Il y a une certaine beauté dans la contestation, encore plus lorsqu’elle s’exprime en musique. Comme un cri du cœur qui s’étend sur une longueur de trois minutes et cinquante-deux secondes. Entrecoupé de basses cassantes produites par Eius Echo (Dominic Walther-Battista), survolé par la voix d’Alexine Morine, alias Xela Edna, les propositions du tandem nous partagent ce cri d’un “quelque chose qui les dérange ».
On peut l’entendre dans la chanson Anti-guérison, comme ce sera le cas sur un nouvel album en pré-production. Ce petit quelque chose, c’est beaucoup de choses, en réalité: le patriarcat et toutes ses structures de domination, les relations amoureuses, les nouvelles technologies, les douleurs personnelles, leur place à l’intérieur de toutes ces entités, et notamment celle au sein du monde de l’industrie musicale québécoise.
Entre envie de se fondre et de se distancier en pleine finalisation d’un nouvel album, le duo montréalais a finalement décidé d’être unapologetic, sans excuses ni remords, avec le profond désir de finalement s’exposer pleinement au monde.
Sur un fond électro-pop, Xela Edna et Eius Echo se sont frayé une place dans leur ville d’origine. Depuis la sortie du simple Ultraviolet en 2019, ils ont continué à évoluer sur la scène, se démarquant par une poésie rythmée sur des fonds électroacoustiques, une voix modulée par auto-tune, une esthétique minimaliste et des performances énergétiques.
Mais qui est Xela Edna ? En tant qu’entité artistique unique, elle reste un personnage qu’Alexine considère comme “ un alter ego, une sorte de personnage de scène que j’ai créés, bien que ce soit une partie de moi, avec des traits exagérés, portant mon histoire.”, bien qu’accompagnée de Dominic, en acolyte. Et cet alter ego a été construit à travers une relation amicale et professionnelle de longue date, s’inspirant notamment de la toute première connexion: le sport compétitif. Un contexte qui leur a appris beaucoup, notamment le dévouement.
Elle raconte: “On s’est rencontrés dans un contexte sportif, dans des compétitions de patinage de vitesse, en fait. Et je pense que ça nous a appris plusieurs choses qui nous servent maintenant dans la musique… Évoluer dans l’industrie de la musique n’est pas quelque chose de particulièrement facile : il faut de la persévérance et de la détermination… Et puis on bouge tellement sur scène, on produit aussi énormément, donc, pour moi, c’est un travail que je ressens comme très mental et très physique, un peu comme un sport, où il faut s’accrocher pour atteindre nos objectifs.”
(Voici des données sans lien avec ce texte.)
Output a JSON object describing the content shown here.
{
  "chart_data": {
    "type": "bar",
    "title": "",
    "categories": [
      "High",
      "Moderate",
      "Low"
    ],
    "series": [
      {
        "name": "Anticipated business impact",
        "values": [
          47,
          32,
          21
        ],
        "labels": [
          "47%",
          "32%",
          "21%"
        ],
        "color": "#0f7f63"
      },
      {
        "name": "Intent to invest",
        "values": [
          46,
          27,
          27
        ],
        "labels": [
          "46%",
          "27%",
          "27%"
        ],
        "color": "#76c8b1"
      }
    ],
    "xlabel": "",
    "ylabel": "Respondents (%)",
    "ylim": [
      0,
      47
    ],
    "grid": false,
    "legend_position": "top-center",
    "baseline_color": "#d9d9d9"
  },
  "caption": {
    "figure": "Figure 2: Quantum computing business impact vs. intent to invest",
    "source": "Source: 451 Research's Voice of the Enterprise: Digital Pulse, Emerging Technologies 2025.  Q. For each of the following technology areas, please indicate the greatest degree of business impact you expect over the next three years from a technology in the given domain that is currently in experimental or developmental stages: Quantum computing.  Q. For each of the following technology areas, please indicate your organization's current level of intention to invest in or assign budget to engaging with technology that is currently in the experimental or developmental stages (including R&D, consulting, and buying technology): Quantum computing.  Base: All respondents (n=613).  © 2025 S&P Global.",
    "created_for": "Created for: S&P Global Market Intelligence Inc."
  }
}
Si évoluer dans le monde de la musique n’est effectivement pas quelque chose d’aisé, l’univers qu’ils ont créé, et continue de créer, se démarque au sein du monde de la musique québécoise: comme un petit quelque chose de plus brute et dramatique, comme un cri perçant les rues calmes montréalaises.
“On essaye de créer un univers qui est assez cinématique et maximaliste, mais en même temps intense, dramatique et un peu obscur… On essaye de partager un peu tous les sentiments un peu sombres que tu ressens dans la vie quotidienne, mais en les accentuant, et en les théâtralisant… C’est là que le personnage ressort. On essaye d’extérioriser le méchant… C’est d’ailleurs pour ça qu’on danse beaucoup sur scène, on bouge, on court, on essaye de sortir toutes ces émotions par la performance”, explique Alexine.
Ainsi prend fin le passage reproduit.